Mapping transition dynamics to underlying behavioral strategies.
(a) Implementation of Q–learning (top) and inference–based algorithms (bottom) for simulating choice sequences of artificial agents. (b) Example behavior of simulated Q–learning (top) and inference–based agents (bottom). Each dot or cross represents the outcome of a single trial. In the Q–learning plot, black and blue traces represent the values of each of the two actions. In the inference–based plot, black trace represents the posterior probability of the right state P (st = R ∣ c1, r1,…, ct–1, rt–1). (c) We performed a computational simulation of an ensemble of Q–learning and inference–based agents taken from grids that spanned the Q–learning parameter space (top), or the inference–based parameter space (bottom). Based on the results of the simulations, the spaces were clustered into six groups (represented by different colors), that showed qualitatively different behavior. (d) Transition functions grouped according to the behavioral regime Q1–4, IB5–6. Black lines represent single agents and red trace represents the mean across all the transition functions in each group. (e) Behavioral regime composition of each of the six algorithmic domains (Q1–4, IB5–6). (f) Cross–validated confusion matrix showing the classification performance of a k–nearest neighbor (kNN) classifier trained to predict the class identity (Q1–4, IB5–6) based on the observed transition curve. Diagonal entries show the accuracy for each respective class.
Fig 6.
Mice use combination of model–free and inference–based strategies in reversal learning.

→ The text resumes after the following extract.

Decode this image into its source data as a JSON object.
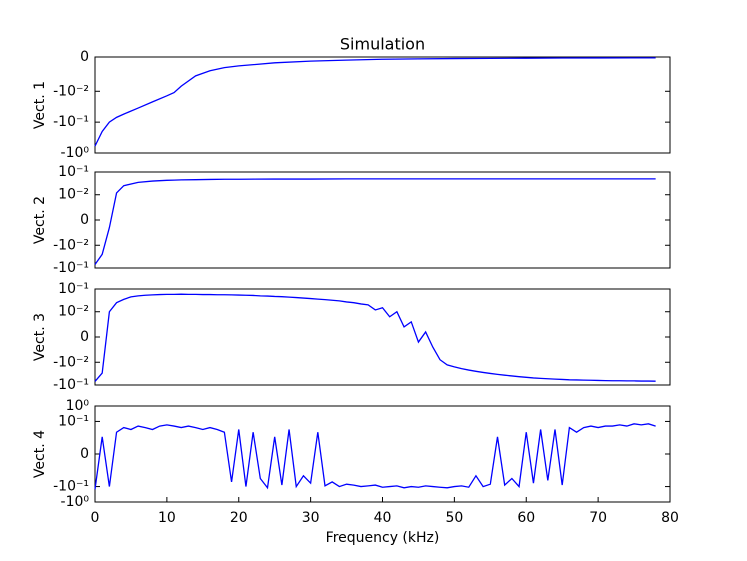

(a) Composition of blockHMM mixtures for individual animals. Each row represents one mouse with ID shown on the left. The color of each square represents the decoded behavioral regime of each HMM mode (Q1–4, IB5–6). The number of blocks for each animal, K, was selected by cross–validation and are sorted here in descending order. (b) Transition function of HMM modes for all animals, grouped according to the decoded behavioral regime. (c, d) Distribution of HMM modes for two example animals, f16, and f11, which displayed vastly different behavioral strategies with learning. The average performances of the two animals on the last 5 days of training, E, are shown. (e) Average frequency of HMM modes for n = 21 experimental animals (mean ± standard error) showing the average evolution of behavioral mixtures over the course of training.